EDIT: I have a confusion about Heavyside step function. Suppose I have integral like $$ \int_{0}^{\infty}dE_1\int_{0}^{\infty}dE_2\int_{0}^{\infty}dE_3 \delta(2- \gamma-E_1-E_2-E_3) $$ my first attempt, to solve this integral, would be $$ \int_{0}^{\infty}dE_1\int_{0}^{\infty}dE_2\theta(2-\gamma-E_1-E_2) $$ but I also should change the boundaries and here what I get confused.

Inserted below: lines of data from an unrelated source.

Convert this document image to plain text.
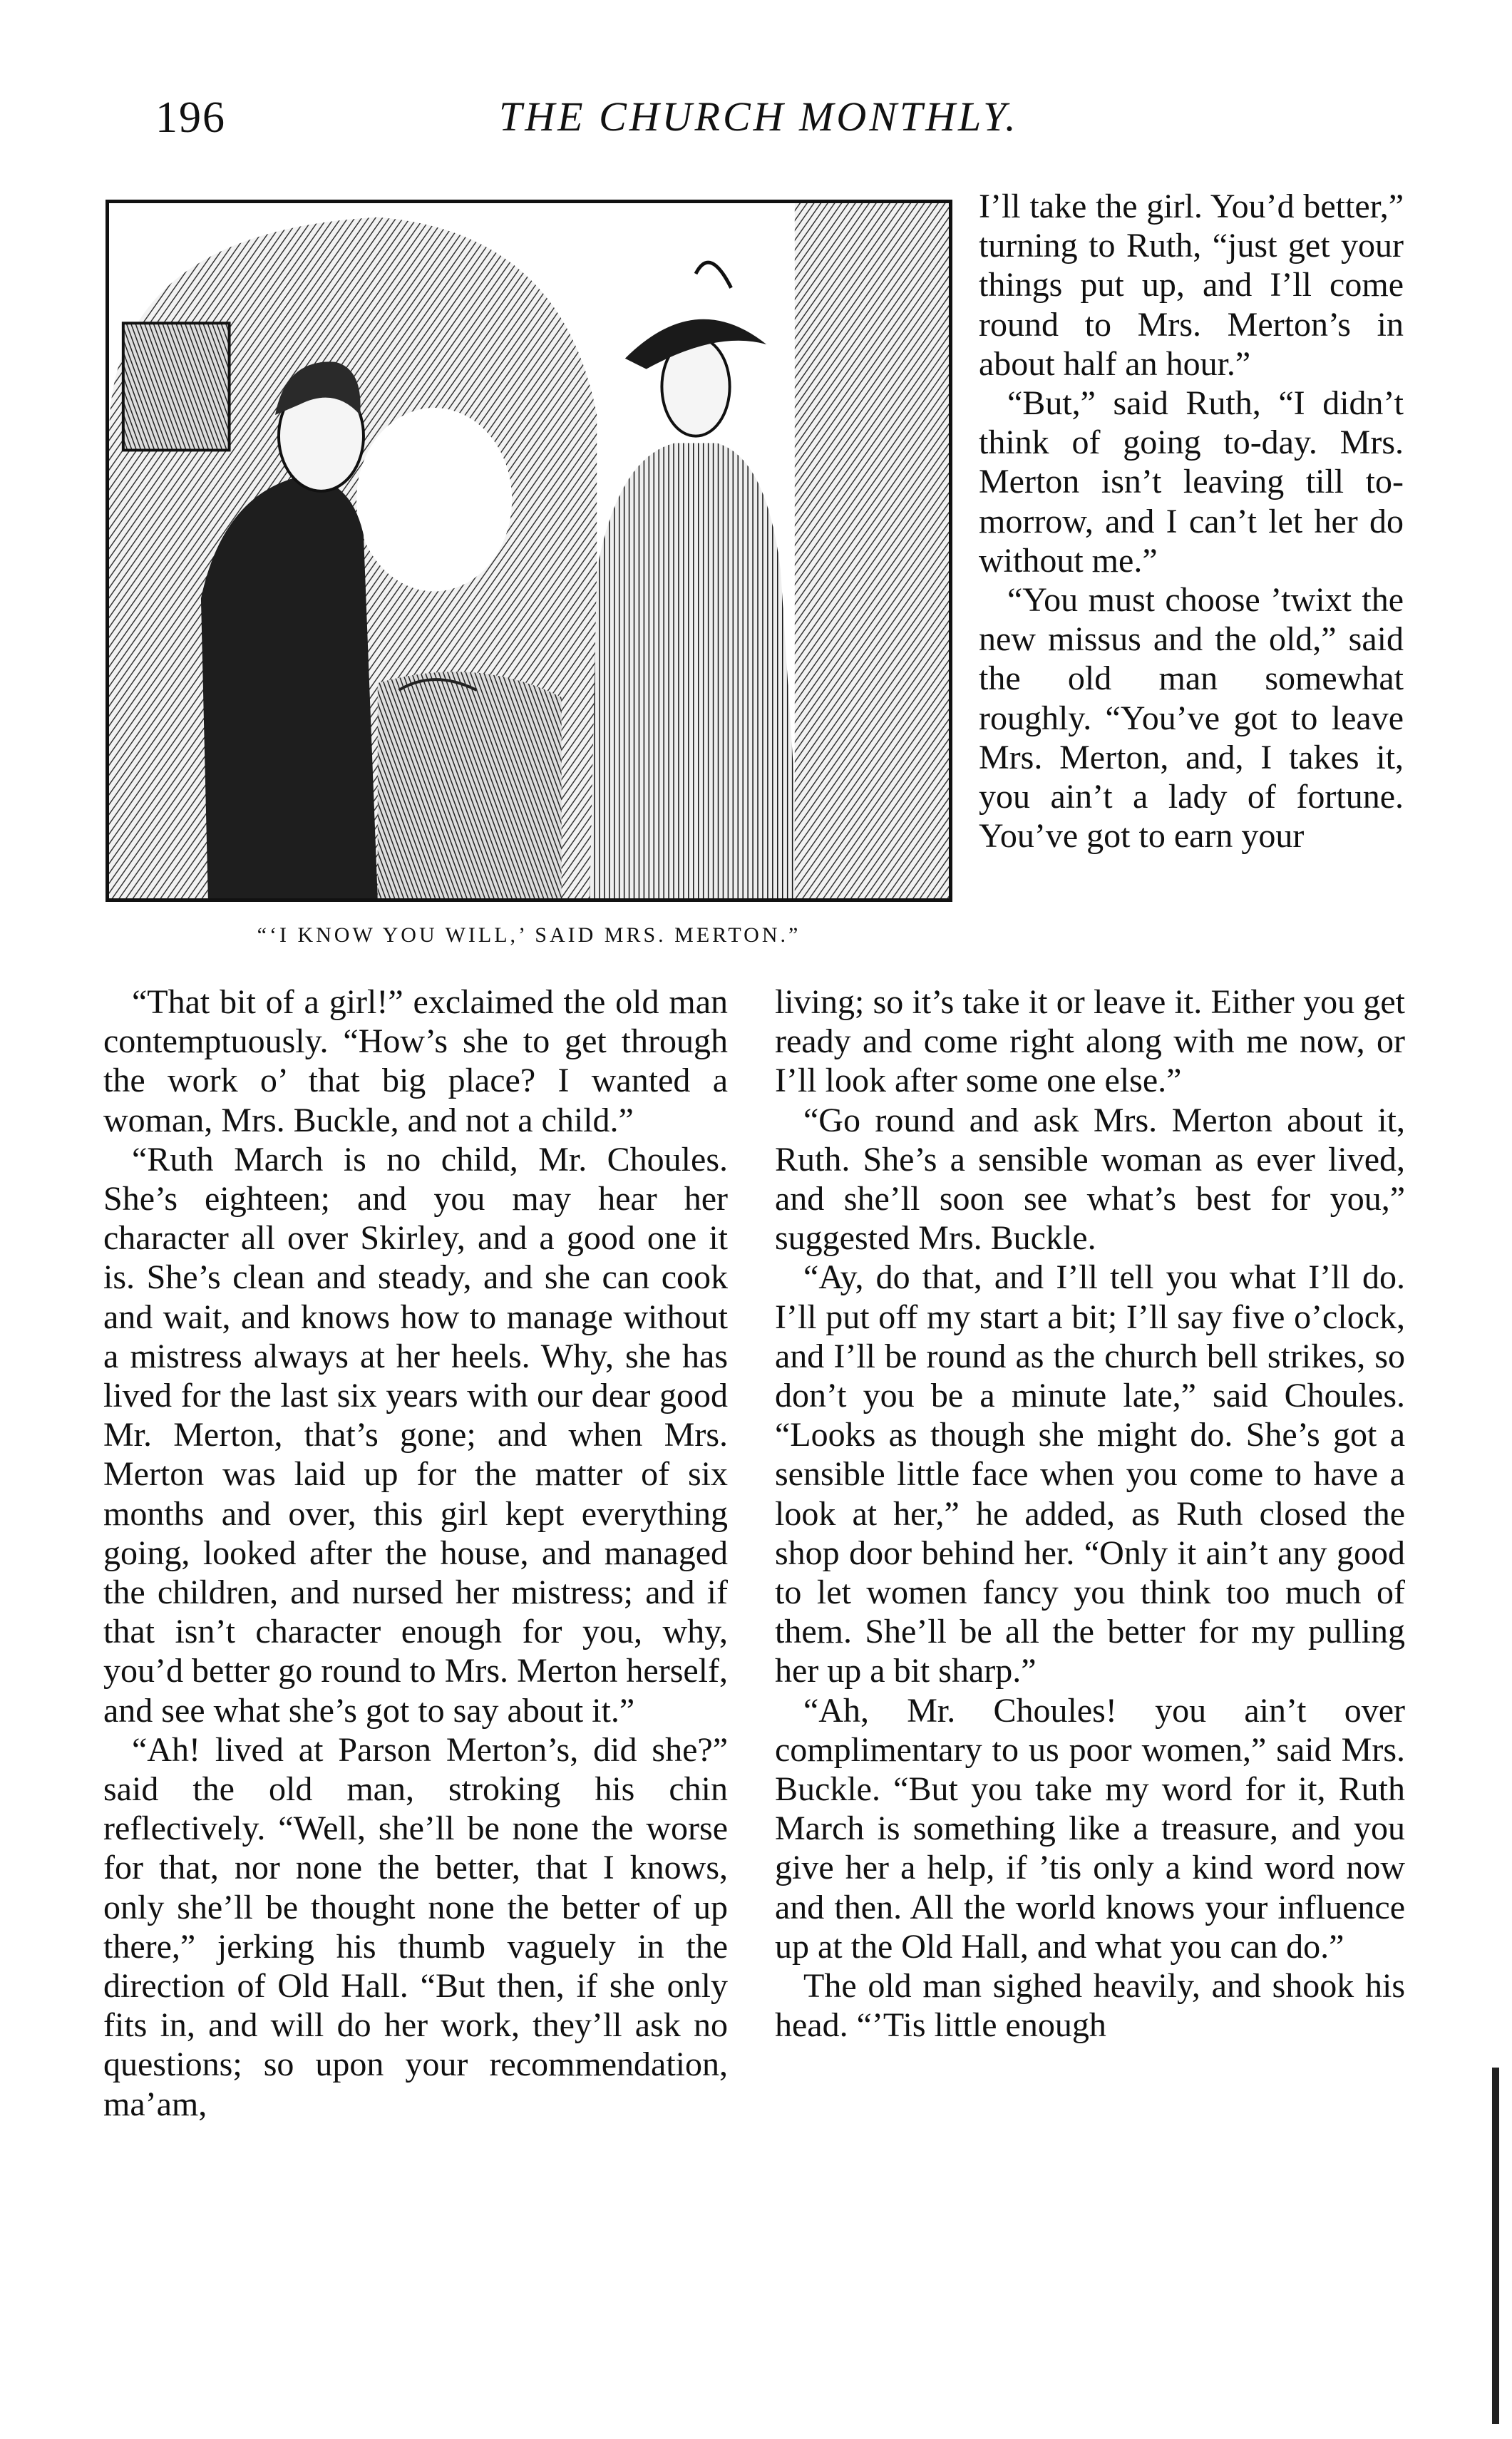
196	THE CHURCH MONTHLY.
“‘I KNOW YOU WILL,’ SAID MRS. MERTON.”

I’ll take the girl. You’d better,” turning to Ruth, “just get your things put up, and I’ll come round to Mrs. Merton’s in about half an hour.”

“But,” said Ruth, “I didn’t think of going to-day. Mrs. Merton isn’t leaving till to-morrow, and I can’t let her do without me.”

“You must choose ’twixt the new missus and the old,” said the old man somewhat roughly. “You’ve got to leave Mrs. Merton, and, I takes it, you ain’t a lady of fortune. You’ve got to earn your

“That bit of a girl!” exclaimed the old man contemptuously. “How’s she to get through the work o’ that big place? I wanted a woman, Mrs. Buckle, and not a child.”

“Ruth March is no child, Mr. Choules. She’s eighteen; and you may hear her character all over Skirley, and a good one it is. She’s clean and steady, and she can cook and wait, and knows how to manage without a mistress always at her heels. Why, she has lived for the last six years with our dear good Mr. Merton, that’s gone; and when Mrs. Merton was laid up for the matter of six months and over, this girl kept everything going, looked after the house, and managed the children, and nursed her mistress; and if that isn’t character enough for you, why, you’d better go round to Mrs. Merton herself, and see what she’s got to say about it.”

“Ah! lived at Parson Merton’s, did she?” said the old man, stroking his chin reflectively. “Well, she’ll be none the worse for that, nor none the better, that I knows, only she’ll be thought none the better of up there,” jerking his thumb vaguely in the direction of Old Hall. “But then, if she only fits in, and will do her work, they’ll ask no questions; so upon your recommendation, ma’am,

living; so it’s take it or leave it. Either you get ready and come right along with me now, or I’ll look after some one else.”

“Go round and ask Mrs. Merton about it, Ruth. She’s a sensible woman as ever lived, and she’ll soon see what’s best for you,” suggested Mrs. Buckle.

“Ay, do that, and I’ll tell you what I’ll do. I’ll put off my start a bit; I’ll say five o’clock, and I’ll be round as the church bell strikes, so don’t you be a minute late,” said Choules. “Looks as though she might do. She’s got a sensible little face when you come to have a look at her,” he added, as Ruth closed the shop door behind her. “Only it ain’t any good to let women fancy you think too much of them. She’ll be all the better for my pulling her up a bit sharp.”

“Ah, Mr. Choules! you ain’t over complimentary to us poor women,” said Mrs. Buckle. “But you take my word for it, Ruth March is something like a treasure, and you give her a help, if ’tis only a kind word now and then. All the world knows your influence up at the Old Hall, and what you can do.”

The old man sighed heavily, and shook his head. “’Tis little enough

There are some constraints on the variables: $$ 0 \le E_1 \le 1- \gamma $$ $$ 0 \le E_2 \le 1-\gamma $$ $$ 0\le E_3 \le 1 $$ and the interval should be such like below $$ \int_{0}^{1-\gamma}dE_1\int_{1-E_1-\gamma}^{1-\frac{\gamma}{1-E_1}}dE_2 $$ This is not what I expect actually. Can anyone explain the last integral boundaries?

Answer 1

Note that the constant $a:=1-\gamma\geq 0$ is assumed to be non-negative. OP's integral then becomes

$$I~:=~\iiint_{[0,a]\times[0,a]\times[0,1]}\!\! dx~dy~dz ~\delta(1+a-x-y-z)$$ $$~=~\int_0^a\!dx\int_0^a\!dy\int_0^1\!dz ~\delta(1+a-x-y-z)$$ $$~\stackrel{\begin{matrix}x^{\prime}=a-x\\z^{\prime}=1-z\end{matrix}}{=}~ \int_0^a\!dx^{\prime} \int_0^1\!dz^{\prime} \int_0^a\!dy~\delta(x^{\prime}+z^{\prime}-y)$$ $$~=~\int_0^a\!dx^{\prime} \int_0^1\!dz^{\prime} \int_0^{\infty}\!dy~\theta(a-y)~\delta(x^{\prime}+z^{\prime}-y)$$ $$~=~\int_0^a\!dx^{\prime} \int_0^1\!dz^{\prime} ~\theta(a-x^{\prime}-z^{\prime})$$ $$ ~=~\frac{a^2}{2}-\frac{(a-1)^2}{2}\theta(a-1) .$$ In the last equality we used the interpretation of the double integral as an area of a polygon in the $(x^{\prime},z^{\prime})$ plane.